En outre, 80 % des enfants – parfois très jeunes – ont été exposés à la pornographie sur internet, ce qui a entraîné, lors de l'adolescence et à l'âge adulte, des troubles comportementaux désormais attestés.
Enfin, les utilisateurs quotidiens des réseaux sociaux, soit 80 % des Français, font l'expérience de la misogynie, du racisme, de l'antisémitisme, de l'islamophobie et de la LGBTphobie à tous les étages. Nous devons trouver les moyens d'y mettre fin.
Le chantier consistant à rendre l'espace numérique aussi civilisé et aussi sûr que l'espace physique est donc immense. Il ne s'agit pas d'inventer de nouvelles règles ni de modifier l'équilibre de nos lois et de notre cadre de liberté, mais de transposer dans l'espace numérique les règles du monde physique. Il n'est pas question de réinventer le fil à couper le beurre, mais simplement de faire en sorte que ce qui est illégal dans le monde physique, conformément aux lois rédigées et votées en France depuis des siècles, le soit également dans le monde numérique.

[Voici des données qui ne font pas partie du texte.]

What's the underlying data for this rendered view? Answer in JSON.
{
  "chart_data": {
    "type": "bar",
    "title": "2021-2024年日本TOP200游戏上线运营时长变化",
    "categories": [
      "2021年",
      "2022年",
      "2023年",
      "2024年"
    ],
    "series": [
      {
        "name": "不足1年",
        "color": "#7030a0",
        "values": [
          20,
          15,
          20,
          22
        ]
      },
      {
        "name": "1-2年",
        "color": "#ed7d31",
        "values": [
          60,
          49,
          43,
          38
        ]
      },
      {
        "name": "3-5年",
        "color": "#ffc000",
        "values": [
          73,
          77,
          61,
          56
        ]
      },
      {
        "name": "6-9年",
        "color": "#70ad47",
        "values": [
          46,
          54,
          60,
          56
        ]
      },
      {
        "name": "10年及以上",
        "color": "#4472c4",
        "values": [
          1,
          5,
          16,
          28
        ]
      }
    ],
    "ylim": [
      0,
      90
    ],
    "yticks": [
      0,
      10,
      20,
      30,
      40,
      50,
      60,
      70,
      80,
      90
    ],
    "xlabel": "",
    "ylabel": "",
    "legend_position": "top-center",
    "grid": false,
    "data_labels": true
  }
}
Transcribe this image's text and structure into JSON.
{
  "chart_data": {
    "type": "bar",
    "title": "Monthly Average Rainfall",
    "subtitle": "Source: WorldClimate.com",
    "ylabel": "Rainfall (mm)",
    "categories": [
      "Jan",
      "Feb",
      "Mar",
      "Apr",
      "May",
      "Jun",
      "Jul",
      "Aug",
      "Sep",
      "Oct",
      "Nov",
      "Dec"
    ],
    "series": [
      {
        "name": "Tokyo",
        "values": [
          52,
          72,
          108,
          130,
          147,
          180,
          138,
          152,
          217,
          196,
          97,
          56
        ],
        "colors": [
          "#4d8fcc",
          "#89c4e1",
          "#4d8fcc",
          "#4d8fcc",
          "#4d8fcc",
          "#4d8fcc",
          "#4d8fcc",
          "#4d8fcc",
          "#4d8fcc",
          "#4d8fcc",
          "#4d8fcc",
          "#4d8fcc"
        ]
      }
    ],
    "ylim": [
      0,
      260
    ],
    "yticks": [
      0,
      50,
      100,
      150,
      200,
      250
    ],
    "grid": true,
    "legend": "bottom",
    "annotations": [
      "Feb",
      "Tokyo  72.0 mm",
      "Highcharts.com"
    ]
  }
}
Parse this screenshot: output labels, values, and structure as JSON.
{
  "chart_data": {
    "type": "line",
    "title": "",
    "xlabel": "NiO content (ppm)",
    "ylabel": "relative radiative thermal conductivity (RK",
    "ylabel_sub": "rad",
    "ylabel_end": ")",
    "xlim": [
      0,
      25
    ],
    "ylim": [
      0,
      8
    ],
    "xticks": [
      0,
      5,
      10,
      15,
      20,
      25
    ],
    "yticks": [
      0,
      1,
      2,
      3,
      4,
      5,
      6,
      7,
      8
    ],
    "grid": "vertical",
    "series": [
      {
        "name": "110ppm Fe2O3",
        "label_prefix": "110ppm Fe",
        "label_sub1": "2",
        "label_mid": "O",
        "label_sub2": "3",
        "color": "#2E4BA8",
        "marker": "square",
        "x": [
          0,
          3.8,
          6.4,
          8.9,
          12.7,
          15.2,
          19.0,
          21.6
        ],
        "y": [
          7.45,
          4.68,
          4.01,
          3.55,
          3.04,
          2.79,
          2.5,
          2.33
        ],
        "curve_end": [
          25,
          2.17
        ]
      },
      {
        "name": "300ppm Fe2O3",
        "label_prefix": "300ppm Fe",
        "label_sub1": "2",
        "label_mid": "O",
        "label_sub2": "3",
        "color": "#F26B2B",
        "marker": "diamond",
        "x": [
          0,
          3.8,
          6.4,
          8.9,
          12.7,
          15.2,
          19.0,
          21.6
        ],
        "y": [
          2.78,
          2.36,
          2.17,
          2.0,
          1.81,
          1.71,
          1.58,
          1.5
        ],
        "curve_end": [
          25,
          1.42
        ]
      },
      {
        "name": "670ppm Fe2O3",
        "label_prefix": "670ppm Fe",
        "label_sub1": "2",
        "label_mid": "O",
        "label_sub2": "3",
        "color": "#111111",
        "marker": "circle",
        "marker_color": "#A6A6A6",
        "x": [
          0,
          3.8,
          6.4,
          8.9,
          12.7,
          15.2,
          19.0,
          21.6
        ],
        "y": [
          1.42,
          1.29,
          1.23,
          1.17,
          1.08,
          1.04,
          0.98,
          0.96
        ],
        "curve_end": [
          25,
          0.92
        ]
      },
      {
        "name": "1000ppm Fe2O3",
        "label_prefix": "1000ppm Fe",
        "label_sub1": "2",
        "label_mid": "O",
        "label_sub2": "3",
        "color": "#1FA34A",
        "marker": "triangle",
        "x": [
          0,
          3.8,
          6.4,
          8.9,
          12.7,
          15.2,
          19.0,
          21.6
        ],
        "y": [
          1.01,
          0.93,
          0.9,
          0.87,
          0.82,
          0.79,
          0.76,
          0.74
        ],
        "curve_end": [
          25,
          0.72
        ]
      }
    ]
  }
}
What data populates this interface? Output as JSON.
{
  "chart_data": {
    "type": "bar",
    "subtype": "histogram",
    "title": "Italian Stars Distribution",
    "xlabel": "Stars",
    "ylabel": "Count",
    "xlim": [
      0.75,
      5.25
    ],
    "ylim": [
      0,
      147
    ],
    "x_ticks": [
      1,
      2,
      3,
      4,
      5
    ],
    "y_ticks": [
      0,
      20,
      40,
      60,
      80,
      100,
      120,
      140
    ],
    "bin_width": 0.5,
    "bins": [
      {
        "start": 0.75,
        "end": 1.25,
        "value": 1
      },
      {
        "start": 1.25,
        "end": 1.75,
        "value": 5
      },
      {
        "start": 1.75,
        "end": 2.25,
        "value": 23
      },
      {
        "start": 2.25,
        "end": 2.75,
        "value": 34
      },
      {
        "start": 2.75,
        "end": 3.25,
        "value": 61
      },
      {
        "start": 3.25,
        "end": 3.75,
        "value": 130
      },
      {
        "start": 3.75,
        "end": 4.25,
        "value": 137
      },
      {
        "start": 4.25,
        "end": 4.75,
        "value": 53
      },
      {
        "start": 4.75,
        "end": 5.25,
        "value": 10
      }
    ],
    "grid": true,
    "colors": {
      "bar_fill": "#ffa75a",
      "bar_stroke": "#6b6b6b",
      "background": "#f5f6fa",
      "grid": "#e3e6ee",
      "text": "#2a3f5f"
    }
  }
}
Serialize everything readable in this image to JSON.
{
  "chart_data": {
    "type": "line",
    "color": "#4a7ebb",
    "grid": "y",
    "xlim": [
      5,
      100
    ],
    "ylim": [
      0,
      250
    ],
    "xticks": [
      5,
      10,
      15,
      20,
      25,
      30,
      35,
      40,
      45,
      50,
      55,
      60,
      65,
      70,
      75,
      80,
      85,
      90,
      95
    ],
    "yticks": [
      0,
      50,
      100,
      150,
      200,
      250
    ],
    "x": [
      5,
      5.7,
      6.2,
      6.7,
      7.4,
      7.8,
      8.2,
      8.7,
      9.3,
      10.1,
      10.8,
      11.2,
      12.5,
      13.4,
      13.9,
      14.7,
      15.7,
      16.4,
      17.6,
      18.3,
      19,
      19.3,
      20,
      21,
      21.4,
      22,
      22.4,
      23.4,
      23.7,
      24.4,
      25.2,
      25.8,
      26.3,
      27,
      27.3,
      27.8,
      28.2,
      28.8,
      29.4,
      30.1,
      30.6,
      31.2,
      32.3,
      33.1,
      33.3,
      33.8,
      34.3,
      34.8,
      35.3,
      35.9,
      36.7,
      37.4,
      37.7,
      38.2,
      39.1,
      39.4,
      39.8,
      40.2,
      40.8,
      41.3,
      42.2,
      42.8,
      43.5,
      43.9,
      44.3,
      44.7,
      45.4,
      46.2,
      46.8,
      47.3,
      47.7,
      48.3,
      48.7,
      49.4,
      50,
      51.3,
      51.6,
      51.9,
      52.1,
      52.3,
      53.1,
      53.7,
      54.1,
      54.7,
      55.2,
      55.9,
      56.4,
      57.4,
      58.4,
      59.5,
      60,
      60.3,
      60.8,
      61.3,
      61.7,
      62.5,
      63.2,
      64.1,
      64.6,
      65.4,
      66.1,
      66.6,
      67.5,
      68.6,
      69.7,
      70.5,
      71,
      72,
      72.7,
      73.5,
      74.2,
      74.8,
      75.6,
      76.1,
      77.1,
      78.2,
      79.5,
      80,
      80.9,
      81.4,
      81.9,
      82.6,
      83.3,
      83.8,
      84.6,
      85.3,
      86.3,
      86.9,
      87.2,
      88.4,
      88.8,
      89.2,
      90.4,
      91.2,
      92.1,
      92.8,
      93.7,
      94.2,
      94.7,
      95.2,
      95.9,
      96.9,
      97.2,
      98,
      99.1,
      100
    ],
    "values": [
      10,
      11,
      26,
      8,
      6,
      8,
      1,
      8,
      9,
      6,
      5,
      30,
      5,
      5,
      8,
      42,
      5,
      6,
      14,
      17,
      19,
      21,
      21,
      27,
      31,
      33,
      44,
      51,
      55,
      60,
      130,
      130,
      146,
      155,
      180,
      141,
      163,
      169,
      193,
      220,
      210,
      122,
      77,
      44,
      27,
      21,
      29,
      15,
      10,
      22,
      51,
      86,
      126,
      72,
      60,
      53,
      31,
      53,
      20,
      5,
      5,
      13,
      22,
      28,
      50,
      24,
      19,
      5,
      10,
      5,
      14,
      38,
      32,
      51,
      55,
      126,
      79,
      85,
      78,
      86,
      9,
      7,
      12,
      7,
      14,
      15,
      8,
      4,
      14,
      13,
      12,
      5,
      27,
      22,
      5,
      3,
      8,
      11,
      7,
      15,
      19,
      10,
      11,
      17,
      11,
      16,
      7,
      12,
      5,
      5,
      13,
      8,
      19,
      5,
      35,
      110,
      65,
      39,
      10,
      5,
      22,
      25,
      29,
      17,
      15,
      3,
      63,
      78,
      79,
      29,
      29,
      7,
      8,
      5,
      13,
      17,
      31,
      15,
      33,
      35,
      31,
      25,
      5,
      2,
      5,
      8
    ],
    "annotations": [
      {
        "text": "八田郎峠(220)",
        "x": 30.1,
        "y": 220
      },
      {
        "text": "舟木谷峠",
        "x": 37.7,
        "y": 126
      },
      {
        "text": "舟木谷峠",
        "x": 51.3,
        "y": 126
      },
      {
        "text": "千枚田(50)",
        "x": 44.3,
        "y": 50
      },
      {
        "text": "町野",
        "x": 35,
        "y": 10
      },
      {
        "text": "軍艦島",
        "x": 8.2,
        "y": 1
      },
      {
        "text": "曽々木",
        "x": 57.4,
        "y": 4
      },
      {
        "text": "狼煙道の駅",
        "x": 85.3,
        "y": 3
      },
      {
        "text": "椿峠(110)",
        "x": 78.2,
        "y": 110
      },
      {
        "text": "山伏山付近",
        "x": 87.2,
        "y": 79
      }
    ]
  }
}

Concrètement, ce texte issu du travail du Gouvernement et de l'ensemble des députés membres de la commission spéciale nous permettra de combattre le cyberharcèlement à tous les niveaux. Nous instaurerons des mesures d'éducation et de formation des jeunes, des parents et des professeurs. Nous responsabiliserons beaucoup plus fortement les plateformes de réseaux sociaux grâce au DSA. Nous punirons les cyberharceleurs au moyen d'amendes et de la peine de bannissement des réseaux sociaux.
Nous lutterons également contre les arnaques en ligne grâce au filtre anti-arnaque qui doit protéger nos concitoyens des escroqueries quasi quotidiennes dont nous faisons tous l'objet.
Grâce à ce texte, nous pourrons protéger les mineurs de l'exposition à la pornographie en instaurant des solutions et des mesures concrètes.
Le projet de loi constitue aussi l'occasion de mieux réguler certaines activités du monde numérique. Ainsi, nous légiférerons au sujet de l'informatique en nuage afin de renforcer la concurrence, au sujet des jeux à objets numériques monétisables (Jonum) afin de favoriser l'innovation et de protéger les jeunes, ou encore au sujet de la location des meublés de tourisme afin de soutenir les collectivités territoriales.
Enfin, nous effectuerons les changements législatifs nécessaires à l'application des règlements DSA et DMA, actés par l'Union européenne sous présidence française.
Vous le voyez, le chantier est immense. Nous sommes au début de l'histoire de l'espace numérique. Je nous souhaite un excellent travail collectif et me tiens, avec les rapporteurs, à votre entière disposition.